Information at a Glance
Parameter |
Description |
---|---|
Category | Explore |
Data source type | DB |
Send output to other operators | No |
Data processing tool | n/a |
For more information about IV and WOE, see Information Value and Weight of Evidence Analysis.
Algorithm
The Information Value operator uses the following formulas for calculating IV and WOE:
Weight of Evidence =
Ln(Distribution Good/Distribution Bad)*100
Information Value =
sum((Distribution Good - Distribution Bad)*Ln(Distribution Good/Distribution Bad))
where Distribute Good
refers to percentage of values, for each given independent variable grouping, that results in the desired "Value to Predict" for the dependent variable and
Distribution Bad
is the percentage of values within each grouping that is not the "Value to Predict."
The following table provides an example.
Attribute | Count Goods | Distribution Good | Count Bads | Distribution Bad | WOE |
---|---|---|---|---|---|
Missing | 1 | 10% | 3 | 30% | -109.9 |
true | 3 | 30% | 2 | 20% | 40.55 |
false | 6 | 60% | 5 | 50% | 18.23 |
Information Value =
(10% - 30%)*Ln(10% / 30%) + (30% - 20%)*Ln(30% / 20%) + (60% - 50%)*Ln(60% / 50%) = 0.2785
Input
A data set from the preceding operator.
Configuration
Parameter | Description |
---|---|
Notes | Notes or helpful information about this operator's parameter settings. When you enter content in the Notes field, a yellow asterisk appears on the operator. |
Dependent Column | The column to use as the class variable.

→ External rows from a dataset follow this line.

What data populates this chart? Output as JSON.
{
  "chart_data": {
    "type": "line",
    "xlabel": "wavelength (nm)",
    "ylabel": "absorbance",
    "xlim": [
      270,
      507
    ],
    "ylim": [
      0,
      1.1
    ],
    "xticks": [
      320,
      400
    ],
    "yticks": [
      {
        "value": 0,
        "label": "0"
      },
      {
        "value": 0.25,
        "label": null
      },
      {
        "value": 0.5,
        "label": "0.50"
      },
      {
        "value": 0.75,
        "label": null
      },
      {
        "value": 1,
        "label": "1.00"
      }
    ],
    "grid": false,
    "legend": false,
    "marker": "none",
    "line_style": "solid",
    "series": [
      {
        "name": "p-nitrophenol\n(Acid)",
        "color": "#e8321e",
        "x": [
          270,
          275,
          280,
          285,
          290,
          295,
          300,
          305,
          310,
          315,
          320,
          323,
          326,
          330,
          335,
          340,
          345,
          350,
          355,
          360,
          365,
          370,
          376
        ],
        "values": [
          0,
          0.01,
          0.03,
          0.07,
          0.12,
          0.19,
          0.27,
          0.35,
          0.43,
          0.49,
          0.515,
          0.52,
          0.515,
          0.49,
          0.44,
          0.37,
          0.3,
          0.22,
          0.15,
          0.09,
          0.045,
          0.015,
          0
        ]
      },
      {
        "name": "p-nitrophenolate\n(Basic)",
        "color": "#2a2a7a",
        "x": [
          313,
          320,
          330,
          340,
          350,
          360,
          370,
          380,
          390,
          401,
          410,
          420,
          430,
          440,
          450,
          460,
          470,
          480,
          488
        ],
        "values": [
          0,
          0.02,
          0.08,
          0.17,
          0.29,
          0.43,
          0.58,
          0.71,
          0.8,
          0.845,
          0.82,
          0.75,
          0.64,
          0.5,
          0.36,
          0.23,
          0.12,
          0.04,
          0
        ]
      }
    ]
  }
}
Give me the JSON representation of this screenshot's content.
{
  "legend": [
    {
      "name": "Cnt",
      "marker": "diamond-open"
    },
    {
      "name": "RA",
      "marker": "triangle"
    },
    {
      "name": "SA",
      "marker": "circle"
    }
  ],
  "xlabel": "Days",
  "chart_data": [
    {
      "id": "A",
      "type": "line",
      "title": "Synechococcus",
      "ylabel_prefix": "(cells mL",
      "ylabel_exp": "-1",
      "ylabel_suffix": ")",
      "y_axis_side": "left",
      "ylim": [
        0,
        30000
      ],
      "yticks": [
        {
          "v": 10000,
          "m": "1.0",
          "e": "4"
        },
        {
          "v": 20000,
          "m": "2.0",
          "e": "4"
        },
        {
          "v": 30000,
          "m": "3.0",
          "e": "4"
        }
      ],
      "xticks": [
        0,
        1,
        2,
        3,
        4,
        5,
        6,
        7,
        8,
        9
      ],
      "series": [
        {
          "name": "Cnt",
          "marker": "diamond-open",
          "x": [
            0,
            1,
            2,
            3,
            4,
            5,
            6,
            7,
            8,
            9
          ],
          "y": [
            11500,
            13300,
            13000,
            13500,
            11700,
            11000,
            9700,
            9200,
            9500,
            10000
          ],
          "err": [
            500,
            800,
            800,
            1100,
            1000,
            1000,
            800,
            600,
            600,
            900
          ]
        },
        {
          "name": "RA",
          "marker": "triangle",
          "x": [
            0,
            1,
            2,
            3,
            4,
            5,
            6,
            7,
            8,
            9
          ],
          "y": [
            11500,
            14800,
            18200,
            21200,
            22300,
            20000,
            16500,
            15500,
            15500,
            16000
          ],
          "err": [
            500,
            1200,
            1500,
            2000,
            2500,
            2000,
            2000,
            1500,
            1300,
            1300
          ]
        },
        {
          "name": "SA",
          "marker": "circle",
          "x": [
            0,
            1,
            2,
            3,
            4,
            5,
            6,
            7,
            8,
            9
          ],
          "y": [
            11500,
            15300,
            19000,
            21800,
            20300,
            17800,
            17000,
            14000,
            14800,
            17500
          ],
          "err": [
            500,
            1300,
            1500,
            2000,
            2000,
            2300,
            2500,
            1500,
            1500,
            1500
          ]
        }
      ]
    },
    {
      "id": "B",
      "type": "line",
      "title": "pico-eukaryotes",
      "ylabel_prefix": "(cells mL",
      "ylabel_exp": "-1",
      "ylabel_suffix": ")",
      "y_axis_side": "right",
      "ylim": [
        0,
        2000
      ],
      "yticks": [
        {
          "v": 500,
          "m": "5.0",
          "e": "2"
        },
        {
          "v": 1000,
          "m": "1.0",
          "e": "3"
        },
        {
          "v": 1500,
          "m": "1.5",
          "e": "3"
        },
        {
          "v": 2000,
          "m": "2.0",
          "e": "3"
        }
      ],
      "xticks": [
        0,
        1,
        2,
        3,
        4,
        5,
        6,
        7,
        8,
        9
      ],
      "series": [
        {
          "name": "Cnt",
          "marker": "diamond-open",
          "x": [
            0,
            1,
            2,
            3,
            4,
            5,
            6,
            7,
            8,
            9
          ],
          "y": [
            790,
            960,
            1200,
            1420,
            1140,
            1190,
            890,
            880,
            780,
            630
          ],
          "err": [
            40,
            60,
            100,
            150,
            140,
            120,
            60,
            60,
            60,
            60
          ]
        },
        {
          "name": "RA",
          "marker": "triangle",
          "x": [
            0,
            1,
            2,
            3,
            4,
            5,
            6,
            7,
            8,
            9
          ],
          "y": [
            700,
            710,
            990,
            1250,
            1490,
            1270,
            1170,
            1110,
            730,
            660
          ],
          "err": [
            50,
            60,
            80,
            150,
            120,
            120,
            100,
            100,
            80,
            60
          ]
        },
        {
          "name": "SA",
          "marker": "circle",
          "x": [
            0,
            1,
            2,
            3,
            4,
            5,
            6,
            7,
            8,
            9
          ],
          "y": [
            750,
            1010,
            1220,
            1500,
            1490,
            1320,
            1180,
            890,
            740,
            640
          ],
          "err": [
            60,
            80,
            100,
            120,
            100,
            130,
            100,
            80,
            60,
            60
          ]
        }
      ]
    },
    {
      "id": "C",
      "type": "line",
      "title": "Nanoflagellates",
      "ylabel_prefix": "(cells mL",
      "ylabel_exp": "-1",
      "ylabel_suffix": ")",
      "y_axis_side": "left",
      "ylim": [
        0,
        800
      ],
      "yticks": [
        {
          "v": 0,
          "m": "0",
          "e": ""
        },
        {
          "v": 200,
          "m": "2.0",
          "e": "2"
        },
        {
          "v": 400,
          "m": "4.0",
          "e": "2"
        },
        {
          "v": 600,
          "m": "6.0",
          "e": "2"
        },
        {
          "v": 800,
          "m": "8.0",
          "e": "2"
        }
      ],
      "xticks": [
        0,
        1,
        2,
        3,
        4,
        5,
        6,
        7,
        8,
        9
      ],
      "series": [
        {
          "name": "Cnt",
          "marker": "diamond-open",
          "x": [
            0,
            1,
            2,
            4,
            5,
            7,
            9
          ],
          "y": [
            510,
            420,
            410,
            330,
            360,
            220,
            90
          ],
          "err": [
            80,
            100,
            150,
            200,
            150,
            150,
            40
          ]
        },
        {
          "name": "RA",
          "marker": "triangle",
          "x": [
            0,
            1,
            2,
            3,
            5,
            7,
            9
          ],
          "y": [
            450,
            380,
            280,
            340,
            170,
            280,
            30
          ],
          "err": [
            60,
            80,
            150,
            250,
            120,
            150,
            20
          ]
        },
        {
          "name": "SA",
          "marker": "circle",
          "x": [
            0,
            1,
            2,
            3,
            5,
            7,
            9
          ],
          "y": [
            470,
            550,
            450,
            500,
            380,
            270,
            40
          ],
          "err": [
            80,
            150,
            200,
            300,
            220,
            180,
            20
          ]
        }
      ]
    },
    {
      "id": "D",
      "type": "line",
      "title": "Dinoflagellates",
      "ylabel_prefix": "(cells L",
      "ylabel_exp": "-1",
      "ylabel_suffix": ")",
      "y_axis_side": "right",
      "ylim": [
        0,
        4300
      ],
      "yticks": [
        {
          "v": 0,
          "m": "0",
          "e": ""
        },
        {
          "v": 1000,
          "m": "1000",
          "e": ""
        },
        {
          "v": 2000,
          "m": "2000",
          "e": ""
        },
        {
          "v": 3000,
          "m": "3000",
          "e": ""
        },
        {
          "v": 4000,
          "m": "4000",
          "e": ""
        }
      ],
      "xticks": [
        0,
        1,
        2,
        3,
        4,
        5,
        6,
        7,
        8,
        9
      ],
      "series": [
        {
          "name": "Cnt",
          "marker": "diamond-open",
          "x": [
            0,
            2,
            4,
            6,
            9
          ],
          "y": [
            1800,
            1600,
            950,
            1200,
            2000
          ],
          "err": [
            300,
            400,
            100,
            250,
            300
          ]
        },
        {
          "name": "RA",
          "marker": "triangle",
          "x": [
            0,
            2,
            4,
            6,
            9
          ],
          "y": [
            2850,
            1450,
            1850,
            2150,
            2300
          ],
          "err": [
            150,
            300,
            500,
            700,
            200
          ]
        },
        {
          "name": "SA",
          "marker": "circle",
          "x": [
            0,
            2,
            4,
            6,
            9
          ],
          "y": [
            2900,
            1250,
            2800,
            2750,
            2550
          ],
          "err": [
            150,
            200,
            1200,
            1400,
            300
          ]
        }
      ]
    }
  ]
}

Note: The Dependent Column must be a categorical (not continuous) variable. |
Value to Predict | The value stored in the
Dependent Column that represents the event to analyze (for example, Active vs. Inactive).
The Value to Predict must be a value that exists for the Dependent Column. It is considered the "good" event. |
Columns | Columns to use to analyze the relevance of or effect on the
Dependent Column value equaling the
Value to Predict.
Click Select Columns to open the dialog to select the available columns from the input data set for analysis. See Select Columns dialog for more information. Column names selected must be categorical values. |